Başbakan Erdoğan “İmralı ile siyasi heyetler görüşüyor” iddiasını yalanlayınca, Sırrı Süreyya Önder sözlerine açıklık kazandırdı.
“İmralı ile siyasi heyet görüşüyor” demediğini “Siyasi heyetler görüşüyor” dediğini ifade etti.
HDP Eş Genel Başkan Yardımcısı Önder o görüşmelere ilişkin T24 sitesi ile şu ayrıntılı bilgileri paylaştı:
“Yaklaşık bir ay önce başlayan görüşmelerde Kürt siyaseti tarafında; (Pervin Buldan, İdris Baluken ve benim de yer aldığım) ‘İmralı heyeti’, HDP ve BDP eş başkanları, milletvekilleri ve milletvekili olmayan bazı isimler bulunuyor.
İŞTE MASADAKİ 3 VAAT
Hükümet tarafında ise başta Başbakan Yardımcısı Beşir Atalay, İçişleri Bakanı Efkan Ala, Adalet Bakanı Bekir Bozdağ yer alıyor.
Şimdiye kadar hükümetten üç ismin de katıldığı iki toplantı yapıldı...”
Önder görüşmelerin hedefini şöyle özetliyor:
“Eskiden gerektiğinde Adalet Bakanı ile görüşüyorduk ancak şimdi iki siyasi heyet, süreci büyük bir resim olarak önlerine koyarak değerlendiriyor.
Bakanlar, uzun olmayan bir sürede kamuoyu ile paylaşılacak yeni bir yol haritası üzerinde çalışıyor...”
AK Parti tarafındaki iç görüşmelerin Başbakan Erdoğan ile başladığını ileri süren Önder, sürecin şu üç gelişme ile ilerleyeceğini düşündüğünü belirtiyor:
“Terörle Mücadele Kanunu’nda süreci engelleyici maddelerin temizlenmesi, geri dönüş için yasal çerçevenin hazırlanması ve Öcalan ile müzakerelere resmi nitelik sağlanması...”
Siyasi heyetler arasındaki görüşmelerde yer alan BDP Eş Genel Başkanı Selahattin Demirtaş da Önder’in beyanlarını Cumhuriyet’ten Utku Çakırözer’e teyit etmiş.
“Daha önce arkadaşlarımız hükümetten tek isimle konuşuyordu.
Şimdi bu, AKP’li bakanlar ile heyetler arası görüşmeye dönüşmüş durumda.”
AYAK OYUNLARI PRİM YAPMAZ
Demirtaş, “Masada başka konuşuyorlar, mikrofonların önünde bambaşka” diyerek de görüşmelere ilişkin güven bunalımı yaşadıklarını ortaya koyuyor:
“AKP heyeti bize hazırlıklar yaptığını söylüyor.

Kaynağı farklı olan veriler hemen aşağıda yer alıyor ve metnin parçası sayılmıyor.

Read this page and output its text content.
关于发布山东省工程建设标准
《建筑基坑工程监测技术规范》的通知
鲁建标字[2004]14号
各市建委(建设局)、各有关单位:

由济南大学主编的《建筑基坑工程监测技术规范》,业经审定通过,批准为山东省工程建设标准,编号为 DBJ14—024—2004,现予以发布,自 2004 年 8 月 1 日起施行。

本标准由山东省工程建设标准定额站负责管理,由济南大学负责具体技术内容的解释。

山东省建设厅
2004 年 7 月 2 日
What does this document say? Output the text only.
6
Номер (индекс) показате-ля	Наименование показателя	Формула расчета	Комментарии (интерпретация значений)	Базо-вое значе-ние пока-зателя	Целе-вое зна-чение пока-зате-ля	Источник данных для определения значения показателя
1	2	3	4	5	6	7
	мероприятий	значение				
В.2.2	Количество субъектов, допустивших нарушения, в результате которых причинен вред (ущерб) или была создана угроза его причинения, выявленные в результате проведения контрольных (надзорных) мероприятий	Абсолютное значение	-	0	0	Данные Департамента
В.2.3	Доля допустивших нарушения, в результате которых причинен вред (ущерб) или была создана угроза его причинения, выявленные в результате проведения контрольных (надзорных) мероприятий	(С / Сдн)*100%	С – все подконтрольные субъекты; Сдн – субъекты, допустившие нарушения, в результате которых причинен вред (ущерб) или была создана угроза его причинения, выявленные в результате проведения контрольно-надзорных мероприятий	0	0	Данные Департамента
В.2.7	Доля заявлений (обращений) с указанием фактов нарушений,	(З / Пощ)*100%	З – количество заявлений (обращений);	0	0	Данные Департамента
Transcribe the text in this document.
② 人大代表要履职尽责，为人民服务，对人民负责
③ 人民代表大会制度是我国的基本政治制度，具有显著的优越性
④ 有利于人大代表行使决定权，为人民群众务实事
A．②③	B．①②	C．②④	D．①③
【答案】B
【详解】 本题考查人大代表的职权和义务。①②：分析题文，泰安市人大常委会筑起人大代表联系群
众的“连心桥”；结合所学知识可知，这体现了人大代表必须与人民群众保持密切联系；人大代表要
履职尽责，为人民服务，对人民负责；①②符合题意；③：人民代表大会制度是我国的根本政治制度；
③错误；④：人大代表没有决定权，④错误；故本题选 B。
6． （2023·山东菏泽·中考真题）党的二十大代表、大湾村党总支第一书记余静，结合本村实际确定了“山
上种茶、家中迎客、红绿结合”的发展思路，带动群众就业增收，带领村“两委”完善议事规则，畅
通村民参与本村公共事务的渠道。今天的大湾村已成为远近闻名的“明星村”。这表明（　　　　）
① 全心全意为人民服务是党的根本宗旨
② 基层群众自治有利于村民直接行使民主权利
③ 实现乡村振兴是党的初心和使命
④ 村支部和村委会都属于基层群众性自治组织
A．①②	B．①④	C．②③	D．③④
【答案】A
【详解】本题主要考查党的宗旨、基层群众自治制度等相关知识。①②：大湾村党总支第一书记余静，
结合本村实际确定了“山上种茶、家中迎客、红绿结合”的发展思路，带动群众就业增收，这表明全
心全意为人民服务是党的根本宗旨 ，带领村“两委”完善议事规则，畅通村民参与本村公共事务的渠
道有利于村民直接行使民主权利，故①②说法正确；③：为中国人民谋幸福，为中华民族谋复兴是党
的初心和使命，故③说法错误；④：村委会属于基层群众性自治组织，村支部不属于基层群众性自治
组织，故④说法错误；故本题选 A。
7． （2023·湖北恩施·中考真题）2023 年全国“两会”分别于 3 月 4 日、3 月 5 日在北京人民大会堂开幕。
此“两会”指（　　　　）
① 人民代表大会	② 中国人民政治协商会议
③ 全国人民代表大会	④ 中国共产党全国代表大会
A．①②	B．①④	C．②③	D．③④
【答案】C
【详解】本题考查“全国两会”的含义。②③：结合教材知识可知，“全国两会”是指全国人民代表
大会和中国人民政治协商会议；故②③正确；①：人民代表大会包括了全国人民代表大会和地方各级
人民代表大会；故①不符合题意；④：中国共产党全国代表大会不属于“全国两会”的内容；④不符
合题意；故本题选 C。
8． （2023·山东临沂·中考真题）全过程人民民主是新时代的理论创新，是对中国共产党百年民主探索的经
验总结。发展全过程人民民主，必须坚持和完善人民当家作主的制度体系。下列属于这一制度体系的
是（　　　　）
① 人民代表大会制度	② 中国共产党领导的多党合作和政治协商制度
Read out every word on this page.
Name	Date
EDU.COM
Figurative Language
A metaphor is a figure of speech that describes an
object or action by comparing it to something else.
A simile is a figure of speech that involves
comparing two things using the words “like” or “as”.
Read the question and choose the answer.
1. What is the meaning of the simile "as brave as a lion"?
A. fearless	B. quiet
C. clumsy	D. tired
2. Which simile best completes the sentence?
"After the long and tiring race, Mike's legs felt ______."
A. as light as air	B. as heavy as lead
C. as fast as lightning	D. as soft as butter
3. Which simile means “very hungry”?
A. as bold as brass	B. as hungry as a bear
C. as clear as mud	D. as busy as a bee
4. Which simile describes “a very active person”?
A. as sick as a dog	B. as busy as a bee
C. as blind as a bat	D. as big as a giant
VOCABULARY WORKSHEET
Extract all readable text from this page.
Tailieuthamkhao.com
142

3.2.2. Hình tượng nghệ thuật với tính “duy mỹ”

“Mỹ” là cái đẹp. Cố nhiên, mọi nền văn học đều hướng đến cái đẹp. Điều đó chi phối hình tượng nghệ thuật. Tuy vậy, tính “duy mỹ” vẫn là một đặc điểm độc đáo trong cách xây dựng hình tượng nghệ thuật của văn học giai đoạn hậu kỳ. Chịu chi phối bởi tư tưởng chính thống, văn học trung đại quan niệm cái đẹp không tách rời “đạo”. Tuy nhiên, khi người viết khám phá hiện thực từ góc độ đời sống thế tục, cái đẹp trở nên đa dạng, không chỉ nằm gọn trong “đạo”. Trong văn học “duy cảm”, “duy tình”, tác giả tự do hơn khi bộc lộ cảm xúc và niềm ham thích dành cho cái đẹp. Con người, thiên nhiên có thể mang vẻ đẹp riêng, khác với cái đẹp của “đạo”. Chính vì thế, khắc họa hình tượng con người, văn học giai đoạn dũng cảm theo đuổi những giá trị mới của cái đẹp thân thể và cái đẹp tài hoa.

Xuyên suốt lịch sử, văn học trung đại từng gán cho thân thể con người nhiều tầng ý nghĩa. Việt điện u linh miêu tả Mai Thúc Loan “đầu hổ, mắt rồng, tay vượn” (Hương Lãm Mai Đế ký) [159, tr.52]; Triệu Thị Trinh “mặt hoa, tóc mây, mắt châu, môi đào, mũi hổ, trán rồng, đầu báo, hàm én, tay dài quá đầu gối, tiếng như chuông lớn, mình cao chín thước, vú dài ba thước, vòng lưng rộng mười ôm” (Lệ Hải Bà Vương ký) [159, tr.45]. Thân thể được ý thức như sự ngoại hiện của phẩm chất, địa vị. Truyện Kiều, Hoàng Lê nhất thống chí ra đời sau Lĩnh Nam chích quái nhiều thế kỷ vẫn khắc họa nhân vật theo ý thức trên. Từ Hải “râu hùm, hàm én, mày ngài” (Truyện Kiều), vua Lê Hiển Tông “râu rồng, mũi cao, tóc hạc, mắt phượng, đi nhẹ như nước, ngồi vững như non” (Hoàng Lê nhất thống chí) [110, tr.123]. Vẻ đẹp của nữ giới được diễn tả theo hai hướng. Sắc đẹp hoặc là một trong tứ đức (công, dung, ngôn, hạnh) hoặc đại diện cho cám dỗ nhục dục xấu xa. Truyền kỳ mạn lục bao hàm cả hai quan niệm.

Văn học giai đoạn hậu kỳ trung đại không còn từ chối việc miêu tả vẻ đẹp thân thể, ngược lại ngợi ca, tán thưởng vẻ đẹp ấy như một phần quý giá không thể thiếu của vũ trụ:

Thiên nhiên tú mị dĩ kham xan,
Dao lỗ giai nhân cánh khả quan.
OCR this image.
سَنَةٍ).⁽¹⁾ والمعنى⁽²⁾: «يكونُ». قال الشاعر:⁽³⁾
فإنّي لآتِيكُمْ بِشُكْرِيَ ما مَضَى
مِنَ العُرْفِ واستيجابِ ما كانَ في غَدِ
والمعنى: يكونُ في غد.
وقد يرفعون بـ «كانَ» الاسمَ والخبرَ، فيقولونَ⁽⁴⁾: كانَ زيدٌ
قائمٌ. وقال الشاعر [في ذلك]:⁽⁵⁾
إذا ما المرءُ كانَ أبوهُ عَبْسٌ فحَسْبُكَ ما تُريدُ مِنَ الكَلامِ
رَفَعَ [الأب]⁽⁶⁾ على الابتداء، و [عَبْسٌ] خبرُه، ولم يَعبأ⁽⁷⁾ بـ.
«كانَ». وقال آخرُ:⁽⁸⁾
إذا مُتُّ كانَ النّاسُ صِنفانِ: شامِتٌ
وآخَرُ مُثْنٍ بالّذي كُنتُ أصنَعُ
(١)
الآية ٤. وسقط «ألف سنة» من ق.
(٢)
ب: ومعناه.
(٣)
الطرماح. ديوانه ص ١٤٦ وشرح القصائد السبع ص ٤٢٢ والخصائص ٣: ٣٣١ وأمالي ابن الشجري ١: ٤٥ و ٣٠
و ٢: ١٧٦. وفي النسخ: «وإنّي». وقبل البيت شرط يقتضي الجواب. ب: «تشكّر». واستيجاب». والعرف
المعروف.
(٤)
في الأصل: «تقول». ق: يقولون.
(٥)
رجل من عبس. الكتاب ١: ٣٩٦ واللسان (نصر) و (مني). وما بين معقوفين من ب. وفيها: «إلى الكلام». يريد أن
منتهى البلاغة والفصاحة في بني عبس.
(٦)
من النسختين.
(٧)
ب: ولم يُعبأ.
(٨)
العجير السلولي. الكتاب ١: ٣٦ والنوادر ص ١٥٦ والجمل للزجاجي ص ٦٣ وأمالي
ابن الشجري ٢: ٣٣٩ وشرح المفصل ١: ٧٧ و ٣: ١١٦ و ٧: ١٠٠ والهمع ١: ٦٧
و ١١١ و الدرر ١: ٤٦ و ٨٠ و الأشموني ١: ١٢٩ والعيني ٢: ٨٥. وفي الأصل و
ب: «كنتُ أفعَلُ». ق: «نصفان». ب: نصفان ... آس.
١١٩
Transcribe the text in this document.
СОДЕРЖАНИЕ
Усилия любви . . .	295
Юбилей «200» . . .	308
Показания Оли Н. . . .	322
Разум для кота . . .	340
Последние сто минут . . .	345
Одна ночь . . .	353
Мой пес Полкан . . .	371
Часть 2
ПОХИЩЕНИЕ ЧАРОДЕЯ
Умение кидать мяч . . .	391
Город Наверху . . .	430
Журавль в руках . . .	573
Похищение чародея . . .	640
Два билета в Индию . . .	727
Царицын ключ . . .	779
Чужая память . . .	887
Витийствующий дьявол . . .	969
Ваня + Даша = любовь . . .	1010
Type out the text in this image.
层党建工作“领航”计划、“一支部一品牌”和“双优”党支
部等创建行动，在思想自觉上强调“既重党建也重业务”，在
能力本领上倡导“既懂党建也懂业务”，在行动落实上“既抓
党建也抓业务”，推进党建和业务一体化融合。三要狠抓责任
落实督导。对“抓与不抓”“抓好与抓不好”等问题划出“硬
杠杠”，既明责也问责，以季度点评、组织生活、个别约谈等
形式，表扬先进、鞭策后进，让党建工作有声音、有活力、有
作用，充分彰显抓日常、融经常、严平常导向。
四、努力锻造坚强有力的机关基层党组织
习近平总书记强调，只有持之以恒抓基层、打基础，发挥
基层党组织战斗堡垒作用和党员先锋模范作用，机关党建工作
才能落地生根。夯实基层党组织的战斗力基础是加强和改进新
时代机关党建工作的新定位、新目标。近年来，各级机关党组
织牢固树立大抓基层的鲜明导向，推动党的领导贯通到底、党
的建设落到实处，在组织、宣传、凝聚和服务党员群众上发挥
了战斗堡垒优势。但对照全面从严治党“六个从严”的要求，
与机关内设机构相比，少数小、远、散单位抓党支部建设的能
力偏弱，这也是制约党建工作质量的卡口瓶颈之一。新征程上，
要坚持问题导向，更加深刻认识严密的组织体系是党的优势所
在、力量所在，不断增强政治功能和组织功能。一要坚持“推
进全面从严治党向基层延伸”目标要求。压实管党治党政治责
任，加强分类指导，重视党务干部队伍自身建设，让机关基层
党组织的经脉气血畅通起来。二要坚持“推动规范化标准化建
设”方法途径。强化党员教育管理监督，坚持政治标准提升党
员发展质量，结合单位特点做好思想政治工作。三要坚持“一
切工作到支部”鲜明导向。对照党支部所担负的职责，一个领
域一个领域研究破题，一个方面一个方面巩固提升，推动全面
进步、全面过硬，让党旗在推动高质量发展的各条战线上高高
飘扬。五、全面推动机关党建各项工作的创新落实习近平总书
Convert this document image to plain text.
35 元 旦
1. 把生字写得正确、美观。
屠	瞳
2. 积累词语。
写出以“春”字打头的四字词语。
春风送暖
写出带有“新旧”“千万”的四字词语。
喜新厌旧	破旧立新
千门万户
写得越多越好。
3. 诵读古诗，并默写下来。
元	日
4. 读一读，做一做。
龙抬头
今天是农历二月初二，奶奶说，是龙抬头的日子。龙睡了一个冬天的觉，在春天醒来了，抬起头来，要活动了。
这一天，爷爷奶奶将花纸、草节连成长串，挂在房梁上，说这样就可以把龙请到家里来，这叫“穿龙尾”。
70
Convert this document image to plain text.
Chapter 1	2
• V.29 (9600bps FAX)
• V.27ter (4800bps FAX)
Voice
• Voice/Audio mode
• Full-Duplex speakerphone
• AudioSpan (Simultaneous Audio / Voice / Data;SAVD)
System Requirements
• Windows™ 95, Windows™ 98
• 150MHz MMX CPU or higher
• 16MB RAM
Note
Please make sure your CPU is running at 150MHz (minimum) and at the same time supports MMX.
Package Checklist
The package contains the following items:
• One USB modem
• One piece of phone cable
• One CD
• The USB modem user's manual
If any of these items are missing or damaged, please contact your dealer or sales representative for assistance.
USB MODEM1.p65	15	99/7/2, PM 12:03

Erdoğan ve Arınç ise çıkıp ‘Hayır böyle bir şey yok’ diyor.
Hangisine inanacağız?..”
Tüm bu açıklamalar gösteriyor ki, AK Partili 3 bakan siyasi görüşmelerde masada “siyasi taraf” olarak yer alıyor.
“Milletvekili olmayan bazı isimler” de Kürt tarafında masada yer alıyor.
Atalay, Ala ve Bozdağ, yeni bir yol haritası, yasal takvim ve sürece resmiyet kazandırmak için masada bulunuyor.
PKK ve uzantılarının son haftalarda artan eylemlerinin, “pazarlıklarda ellerini güçlendirmek” ve güvensizlik duydukları hükümeti “süreci resmi takvime bağlamaya zorlamak” amaçlı olduğu artık daha net anlaşılıyor.
“Kamuoyunu yeni yol haritasına hazırlamak” amacıyla “kontrollü gerginlik” oyununa masada yer alan tüm isimlerin anlayışla yaklaştığı görülüyor.
Aslında sürece ilişkin pazarlıklar şeffaf yürütülse, bu tarz ayak oyunları prim yapmaz.
Kamuoyu “büyük resmi” görürse, sürecin yürümesini kimin engellediğini net bilir ve tepkiler de oraya yönlenir.
Çözüm süreci daha sağlıklı ve sapmadan sonuca doğru yürüyebilir.